Parce  que  j’étais  minuscule,  parce  que  j’étais  maigre,  parce  que  mes  bras  et  mes  jambes  étaient  raides  comme  des  dessins  d’enfant,  les  garçons  un  peu  plus  grands  me  protégeaient.  Ils  me  donnaient  ce  que   je  voulais.   Ils  pensaient  qu’un  coup  de  vent  me  ferait  chavirer  comme  un  bateau  en  papier  quand  l’eau  lui  mord  le  ventre.  
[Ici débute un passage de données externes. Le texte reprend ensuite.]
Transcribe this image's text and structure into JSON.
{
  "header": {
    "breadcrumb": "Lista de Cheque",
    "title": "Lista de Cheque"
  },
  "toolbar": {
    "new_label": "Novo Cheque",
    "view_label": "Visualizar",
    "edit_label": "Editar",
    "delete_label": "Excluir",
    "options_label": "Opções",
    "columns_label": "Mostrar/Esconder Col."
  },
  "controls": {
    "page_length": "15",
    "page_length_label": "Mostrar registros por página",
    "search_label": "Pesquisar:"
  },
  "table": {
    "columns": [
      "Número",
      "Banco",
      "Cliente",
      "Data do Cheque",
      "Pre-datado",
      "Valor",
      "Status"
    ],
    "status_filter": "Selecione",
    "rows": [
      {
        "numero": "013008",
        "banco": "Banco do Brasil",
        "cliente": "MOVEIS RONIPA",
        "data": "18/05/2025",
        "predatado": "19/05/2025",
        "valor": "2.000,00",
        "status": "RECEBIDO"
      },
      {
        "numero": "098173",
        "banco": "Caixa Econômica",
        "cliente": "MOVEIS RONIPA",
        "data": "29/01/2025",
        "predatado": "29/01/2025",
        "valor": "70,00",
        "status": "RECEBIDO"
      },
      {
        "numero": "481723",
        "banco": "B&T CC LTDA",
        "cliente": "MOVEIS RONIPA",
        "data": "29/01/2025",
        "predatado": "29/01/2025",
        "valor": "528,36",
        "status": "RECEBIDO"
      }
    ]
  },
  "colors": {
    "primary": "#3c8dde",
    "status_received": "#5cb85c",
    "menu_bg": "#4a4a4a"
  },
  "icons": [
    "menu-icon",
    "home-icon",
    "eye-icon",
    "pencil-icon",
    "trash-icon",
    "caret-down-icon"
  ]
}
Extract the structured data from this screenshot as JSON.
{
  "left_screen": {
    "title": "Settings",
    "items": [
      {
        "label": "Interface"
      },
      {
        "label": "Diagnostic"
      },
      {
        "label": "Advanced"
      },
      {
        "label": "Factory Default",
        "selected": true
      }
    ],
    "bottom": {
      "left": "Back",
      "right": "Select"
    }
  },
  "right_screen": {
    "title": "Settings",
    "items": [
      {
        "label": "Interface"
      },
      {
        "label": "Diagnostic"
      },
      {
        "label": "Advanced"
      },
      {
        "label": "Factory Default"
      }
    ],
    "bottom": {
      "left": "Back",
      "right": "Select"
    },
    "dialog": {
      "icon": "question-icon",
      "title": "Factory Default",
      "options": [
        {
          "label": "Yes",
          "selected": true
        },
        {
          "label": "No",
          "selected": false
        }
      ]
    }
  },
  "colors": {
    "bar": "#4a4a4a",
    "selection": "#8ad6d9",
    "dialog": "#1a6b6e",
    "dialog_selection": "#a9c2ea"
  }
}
J’étais  un  bateau  en  papier.  L’eau  imbibait  mon  ventre,  mes  flancs,  mes  jambes,  mes  bras.  Je   ne   le   voyais   pas.   Je  me   croyais   forte.   Je   calculais  mes   chances.   J’évaluais   chaque   instant.   Je  savais  demander  sans  en  avoir  l’air.  

Un  crayon,  une  gomme,  une  règle,  n’importe  quoi.  Ils  me  les  donnaient.  Sur  leur  visage,  il  y   avait   ce  bref   adoucissement  qui   changeait   tout,   qui   leur  donnait  une  apparence  humaine.  Et  puis,  un  jour,  quand  j’ai  demandé  comme  d’habitude  sans  en  avoir  l’air,  on  m’a  demandé  quelque  chose  en  retour.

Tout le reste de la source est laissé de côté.